Figure 3.3.3 Arrangement of local reinforcement

3.14.3 The amount of material laid ‘wet on wet’ is to be limited to avoid excessive heat generation.

3.15.1 The hulls of all craft with a service speed of 25 knots or greater are to be moulded, such that following local impact, damage progressive stripping of surface reinforcements will not occur. This may be achieved by arranging all hull reinforcements as shown in Figure 3.3.4 Arrangement of hull reinforcement.

Figure 3.3.4 Arrangement of hull reinforcement

3.15.2 Details of the laminate sequence and direction of orientation are to be indicated in the laminate schedule as required by Pt 8, Ch 2, 3.3 Laminating 3.3.7.

3.15.3 It is recommended that woven reinforcements be laid transversely to minimise the susceptibility to progressive stripping of hull laminates following local impact.
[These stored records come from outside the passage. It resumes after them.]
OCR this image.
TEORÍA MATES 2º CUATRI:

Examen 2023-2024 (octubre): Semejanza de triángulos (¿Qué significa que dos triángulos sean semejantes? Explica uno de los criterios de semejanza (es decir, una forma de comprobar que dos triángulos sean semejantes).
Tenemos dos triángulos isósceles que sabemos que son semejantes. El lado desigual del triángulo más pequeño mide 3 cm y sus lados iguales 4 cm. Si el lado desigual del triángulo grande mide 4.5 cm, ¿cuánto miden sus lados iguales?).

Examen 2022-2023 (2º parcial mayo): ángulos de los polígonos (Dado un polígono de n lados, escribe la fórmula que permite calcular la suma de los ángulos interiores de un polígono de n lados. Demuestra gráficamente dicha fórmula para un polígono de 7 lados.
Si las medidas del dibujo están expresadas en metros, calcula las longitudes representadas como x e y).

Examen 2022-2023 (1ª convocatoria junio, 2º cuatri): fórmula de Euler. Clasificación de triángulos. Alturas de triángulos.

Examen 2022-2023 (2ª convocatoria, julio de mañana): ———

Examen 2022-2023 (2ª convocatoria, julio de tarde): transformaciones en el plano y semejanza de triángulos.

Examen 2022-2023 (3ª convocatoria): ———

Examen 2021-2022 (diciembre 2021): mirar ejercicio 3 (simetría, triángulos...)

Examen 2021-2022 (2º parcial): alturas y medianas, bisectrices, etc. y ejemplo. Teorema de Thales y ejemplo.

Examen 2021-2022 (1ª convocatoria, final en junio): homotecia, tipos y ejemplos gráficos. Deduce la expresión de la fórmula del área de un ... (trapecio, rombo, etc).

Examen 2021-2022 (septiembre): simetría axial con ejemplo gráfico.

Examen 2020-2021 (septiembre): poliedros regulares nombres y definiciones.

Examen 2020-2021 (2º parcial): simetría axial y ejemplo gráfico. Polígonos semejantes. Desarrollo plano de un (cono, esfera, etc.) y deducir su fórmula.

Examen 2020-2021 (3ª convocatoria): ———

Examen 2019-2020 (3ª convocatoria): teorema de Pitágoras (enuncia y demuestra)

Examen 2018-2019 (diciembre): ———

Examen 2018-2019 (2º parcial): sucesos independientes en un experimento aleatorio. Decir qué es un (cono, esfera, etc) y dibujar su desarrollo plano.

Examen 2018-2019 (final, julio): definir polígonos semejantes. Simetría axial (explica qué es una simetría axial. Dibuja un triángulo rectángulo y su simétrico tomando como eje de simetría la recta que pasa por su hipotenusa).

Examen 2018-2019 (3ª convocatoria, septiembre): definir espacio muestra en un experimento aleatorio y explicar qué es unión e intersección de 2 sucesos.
3.15.4 Special consideration is to be given to hull laminates where high glass content is proposed and where orthophthalic resins are used.

3.16.1 Where the Rules do not specifically define the requirements for novel features then the scantlings and arrangements are to be determined by direct calculations. Such calculations are to be carried out on the basis of the Rules, recognised standards and good practice, and are to be submitted for appraisal.